Nic felt tears coming. Not now.
“Dad—stop!”
But he didn’t stop. “And you loved your life. You loved school and running and your friends…” He was crying and laughing now, at the same time. “I used to get so worried about all you girls, meeting up with boys at the mall, and now … Oh God, Nic … now I would give anything to be worried about you having fun with your friends. I would give anything to see you go to college, or just to see you smile again, not back in Hastings chasing after dead ends.”
He was full-on now, crying into the phone, making her cry.
“Dad…” She didn’t know what to say to him. How to make this better for him. It was hard enough to get through each day herself. She couldn’t carry her father’s anguish as well.
“I know I’m not supposed to say these things to you,” he said, catching his breath. “They told me not to, that it would make you feel worse. I’m sorry, sweetheart. I just need you to know that even if you don’t remember what it felt like when you were happy, that I do. I do! And I will hold those memories until you’re ready to take them back. Until you’re done running away—and that’s all this is, looking for your mother when she doesn’t want to be found.”
The therapy speak was unbearable. She recognized every theme—the holding of memories, the holding of feelings, the running away. Each of them was another layer of mental sedation, wrapped around her and Evan and their father, keeping them from crashing into one another. Keeping them cocooned and preserved, until—what, exactly?
“I’m not running away…”
“Your mother wasn’t happy.” He said this like it was some kind of revelation.
“I know that.”
“Do you? Do you know how unhappy she was? She was in agony. Unrelenting agony.”
I know.
“I know, Dad.”
“And that agony was spreading into all of us. Into you, especially. It was so hard to watch…”
“Dad—stop!” What was he even saying right now? He kept going.
“And I know you blame yourself for that day, for not bringing your sister to her playdate and not answering your phone—but it was your mother behind the wheel…”
Nic closed her eyes, listening carefully to words that somehow had a harsher tone this time.
“… it was your mother who was left to wonder about how fast she hit the brakes and turned the wheel, and whether she was driving as slow as she could have, knowing you kids were home alone and hearing the ice cream truck … You were a teenager, Nic. A busy teenager and it wasn’t your job to babysit your sister. That’s how she saw it. And she knew what other people thought about her.”

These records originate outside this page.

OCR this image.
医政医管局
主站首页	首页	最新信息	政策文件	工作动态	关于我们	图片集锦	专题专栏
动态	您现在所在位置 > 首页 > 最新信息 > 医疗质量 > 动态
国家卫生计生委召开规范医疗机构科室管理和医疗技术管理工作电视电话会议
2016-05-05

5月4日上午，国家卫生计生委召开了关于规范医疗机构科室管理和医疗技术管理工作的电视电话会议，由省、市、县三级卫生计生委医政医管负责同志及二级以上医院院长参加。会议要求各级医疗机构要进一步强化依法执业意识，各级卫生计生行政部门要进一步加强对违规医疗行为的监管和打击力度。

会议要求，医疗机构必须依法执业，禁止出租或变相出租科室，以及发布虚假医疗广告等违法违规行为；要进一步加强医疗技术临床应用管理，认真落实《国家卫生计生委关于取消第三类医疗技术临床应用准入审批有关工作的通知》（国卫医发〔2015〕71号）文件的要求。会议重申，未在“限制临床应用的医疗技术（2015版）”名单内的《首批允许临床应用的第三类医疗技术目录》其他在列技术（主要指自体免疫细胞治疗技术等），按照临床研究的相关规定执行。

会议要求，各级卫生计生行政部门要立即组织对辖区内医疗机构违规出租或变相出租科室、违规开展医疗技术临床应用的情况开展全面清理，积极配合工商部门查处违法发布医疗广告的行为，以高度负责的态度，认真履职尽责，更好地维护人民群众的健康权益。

“Is that what you thought?” Nic asked him now. It sounded as though he was rendering a judgment. A guilty verdict. Is this what her own father thought about her mother? And if it was, how much of this toxic waste had seeped into conversations meant to provide comfort and support the way a husband should?
“Nic?”
“I’m here,” Nic answered. She wanted to say more, ask more. But she didn’t know where to begin. She was too tired, head on fire now after the tears, stomach still churning.
Was this how she also felt about her mother? Did she blame her more than she even blamed herself? Did it feel good to blame her, so she could be let off the hook?
Maybe that’s what people did when something like this happened. A child run over in the driveway. A child drowned in the pool outside. A child who’d choked on a toy. That could never happen to me, to my child, because I would never be so careless the way she was. That’s why it happened. If there was fault, then there could also be prevention, the illusion of control to make life bearable.